In the the biggest webinar of the new yearthree credit experts went live Thursday to the LendIt audience to talk about the future of AI analytics in credit.
The casting was particularly requested by the public of LendIt. After a surprising year of fintech startups and new products, it’s refreshing to tie new tech to credit and underwriting.
Srikanth Geedipalli, the SVP of Global analytics and AI at Experian, joined Michele Raneri, Data Product and Risk within the startup BNPL Opy, and Murli Buluswar, Head of Analytics US consumer banks at Citi. Host Peter Renton led the trio to explore the next generation of credit.
Geedipalli began by introducing himself and the panelists.
“Welcome to all of our viewers today. Hope this has been a great start to your new year,” Geedipalli said. “About my role: I am the Product Manager for Analytics Products for the experienced global team. My mission here is to “produce” the analytics, which is to take a long enough analytics project and turn it into a fast, better, faster and seamless delivery of the solution to our customers. »
How Experian handles chargebacks and builds customer loyalty
Geedipalli, who worked at McKinsey, Capital One and BMO for more than 16 years before leading the Expiry AI product teams reported using predictive technology and machine learning and artificial technology (MLAI) to help build customer loyalty.
Renton asked how the three handle chargebacks before and after and how MLAI helps with delinquent accounts, but as Geedipalli explained, the last two years have seen a strong growth market with no issues with delinquencies.
Instead, the problems of a bull market stem from keeping customers when there are so many other options.
“There are a lot of opportunities on account management, how to keep them engaged, how do you make sure that when they get another card offer, they don’t walk away?”
Geedipalli also said the answer applied to the original question: “So think ahead, rather than react to it.”
Getting in front of customers who are on the verge of leaving, about to miss a payment, and offer them products and solutions that keep them on track and, most importantly, keep them in-house.
“So there’s a bunch of opportunities just closing and talking specifically about that, okay, so customers,” Geedipalli said.
“Users who actually use the product and are close to a charge or default, these are both opportunities for lenders to get ahead of the problem, offering solutions before they do not find themselves in a state of delinquency.”
Machine learning is required for credit models
Raneri has 30 years of experience leading consumer and business credit market analysis at Citi and Experian and recently joined Opy. In this young BNPL fintech start-up, she leads data and risk strategies.
She said she couldn’t comment on the bigger partnerships coming out the following year, her silence indicating hope that Opy will form a partnership in 2022, but she had a lot to say about the analysis of the IA in BNPL.

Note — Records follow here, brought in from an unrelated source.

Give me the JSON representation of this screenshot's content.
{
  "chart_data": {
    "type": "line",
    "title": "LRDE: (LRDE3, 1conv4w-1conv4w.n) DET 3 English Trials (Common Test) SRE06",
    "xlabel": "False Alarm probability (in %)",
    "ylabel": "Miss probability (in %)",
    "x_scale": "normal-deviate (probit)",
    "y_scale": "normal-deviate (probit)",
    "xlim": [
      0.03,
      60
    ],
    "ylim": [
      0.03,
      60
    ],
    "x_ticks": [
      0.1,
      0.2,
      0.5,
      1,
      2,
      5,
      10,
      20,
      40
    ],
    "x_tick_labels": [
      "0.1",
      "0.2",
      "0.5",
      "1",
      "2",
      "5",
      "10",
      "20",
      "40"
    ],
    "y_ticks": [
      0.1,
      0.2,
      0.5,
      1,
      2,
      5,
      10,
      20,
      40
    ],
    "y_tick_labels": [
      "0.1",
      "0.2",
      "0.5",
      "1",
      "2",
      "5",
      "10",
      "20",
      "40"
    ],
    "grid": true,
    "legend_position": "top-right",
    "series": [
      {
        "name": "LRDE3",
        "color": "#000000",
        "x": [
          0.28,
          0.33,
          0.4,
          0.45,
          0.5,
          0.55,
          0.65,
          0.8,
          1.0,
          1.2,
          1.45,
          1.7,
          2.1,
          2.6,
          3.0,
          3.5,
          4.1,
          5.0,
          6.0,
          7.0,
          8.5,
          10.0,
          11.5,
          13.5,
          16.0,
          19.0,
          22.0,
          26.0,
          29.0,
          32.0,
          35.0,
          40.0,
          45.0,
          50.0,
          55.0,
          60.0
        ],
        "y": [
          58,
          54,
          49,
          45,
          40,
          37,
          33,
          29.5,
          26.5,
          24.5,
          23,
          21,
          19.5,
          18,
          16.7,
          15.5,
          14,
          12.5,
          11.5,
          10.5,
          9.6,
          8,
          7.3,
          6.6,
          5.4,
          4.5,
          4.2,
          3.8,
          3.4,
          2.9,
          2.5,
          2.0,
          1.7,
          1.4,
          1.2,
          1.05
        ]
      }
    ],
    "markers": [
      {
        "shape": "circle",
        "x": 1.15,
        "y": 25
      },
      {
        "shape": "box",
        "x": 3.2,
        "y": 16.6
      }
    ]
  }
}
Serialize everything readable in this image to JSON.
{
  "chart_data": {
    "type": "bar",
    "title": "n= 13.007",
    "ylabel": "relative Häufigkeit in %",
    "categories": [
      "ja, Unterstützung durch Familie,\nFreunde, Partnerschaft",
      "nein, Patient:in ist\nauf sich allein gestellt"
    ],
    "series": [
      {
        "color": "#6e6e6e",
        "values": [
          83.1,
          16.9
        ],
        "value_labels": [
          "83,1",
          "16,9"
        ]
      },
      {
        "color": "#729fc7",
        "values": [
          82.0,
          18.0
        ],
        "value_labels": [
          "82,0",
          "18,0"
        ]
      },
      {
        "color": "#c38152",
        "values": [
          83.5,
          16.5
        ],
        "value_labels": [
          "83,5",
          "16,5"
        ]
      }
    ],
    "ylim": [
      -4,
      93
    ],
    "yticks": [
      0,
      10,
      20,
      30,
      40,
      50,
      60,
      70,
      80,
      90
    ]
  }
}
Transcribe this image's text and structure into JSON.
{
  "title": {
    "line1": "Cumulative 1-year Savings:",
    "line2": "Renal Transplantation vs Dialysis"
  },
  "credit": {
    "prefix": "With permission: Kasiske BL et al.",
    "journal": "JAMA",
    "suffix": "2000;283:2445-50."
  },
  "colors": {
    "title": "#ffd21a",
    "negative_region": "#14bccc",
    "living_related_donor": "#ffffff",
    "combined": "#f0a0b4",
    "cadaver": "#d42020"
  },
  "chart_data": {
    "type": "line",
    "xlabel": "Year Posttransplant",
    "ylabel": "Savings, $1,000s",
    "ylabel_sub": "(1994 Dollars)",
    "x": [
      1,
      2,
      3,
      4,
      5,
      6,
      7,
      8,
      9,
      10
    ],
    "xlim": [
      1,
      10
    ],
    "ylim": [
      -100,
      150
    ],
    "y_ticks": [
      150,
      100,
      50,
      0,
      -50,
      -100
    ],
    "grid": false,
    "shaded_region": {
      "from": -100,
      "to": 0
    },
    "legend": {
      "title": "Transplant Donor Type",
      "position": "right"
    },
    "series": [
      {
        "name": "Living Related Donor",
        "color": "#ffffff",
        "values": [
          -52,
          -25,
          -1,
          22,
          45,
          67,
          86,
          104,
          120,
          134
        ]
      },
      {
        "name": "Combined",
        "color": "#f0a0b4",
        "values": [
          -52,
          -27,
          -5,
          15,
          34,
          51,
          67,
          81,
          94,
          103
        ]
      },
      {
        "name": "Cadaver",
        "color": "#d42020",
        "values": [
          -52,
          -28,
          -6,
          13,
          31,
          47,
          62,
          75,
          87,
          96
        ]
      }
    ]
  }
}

Raneri focuses on creating BNPL connections with clients’ current accounts – Demand Deposit Accounts (DDA).
There are so many Americans with non-traditional finances, and building credit models for them requires data innovation. A third of Americans work in the gig economy and their earnings are not regular, Raneri said.
“I have a lot of experience with this DDA data and building flow analysis. When you think about what your DDA looks like, what your checking account might look like, a lot of us have regular income, salaries and we get paid very regularly,” Raneri said. “But what we’ve found is that there are so many people who say in the gig economy or get paid irregularly.”
Opy and anyone trying to build products need to develop models to calculate the new non-traditional market, and Raneri said the complexity required machine learning.
“These attributes really needed this sophistication of machine learning in order to have so much data and still be able to develop attributes on influx and influx types and to be able to get more granularity so you can build it into models,” Raneri mentioned.
“It was absolutely fascinating. So if anyone is interested in doing this kind of cash flow analysis, machine learning would be the only way to do it because of the many different permutations that people deviate from.
At the top means on tiptoe: reacting to change
In 2020, call centers around the world shut down when customers needed support the most – that’s when Buluswar and the team launched a predictive technology solution.
“How do you avoid a situation or mitigate the situation with customers having to wait for hours and hours,” Buluswar said. “What we needed to do, based on customers’ digital behaviors, is predict who would call, why they would call, and find ways to use advanced analytics to intercept their need to call.”
Templates have saved time in support, but the fundamental goal is to apply the idea of time saving to everything: consumers need a suite of features that quickly anticipates their needs. For example, the normal six-month lead time for engineering new applications needs to be reduced, Buluswar said.
“Our challenge has really been how to use increased speed and cycle time to generate insights and reduce the obvious friction that exists,” Buluswar said. “This cycle time must fundamentally decrease. It reduces this friction. This allows us to build a library of features that we can draw from. It’s the keystone that transforms the speed and sophistication with which my team delivers information. »
Predictions for the new year
Renton asked the three credit experts for their views on the most important products coming in the new year in a quick final section at the end of the conference.
Srikanth: “Cash flow underwriting, using more data, using current account data and transaction data in your underwriting models.”
Raneri: “Buy now, pay later” and as a key regulatory theme: Continued focus on credit data privacy.
Buluswar: “Connecting the lender to the borrower much more effectively and coping with the impact of rising interest rates.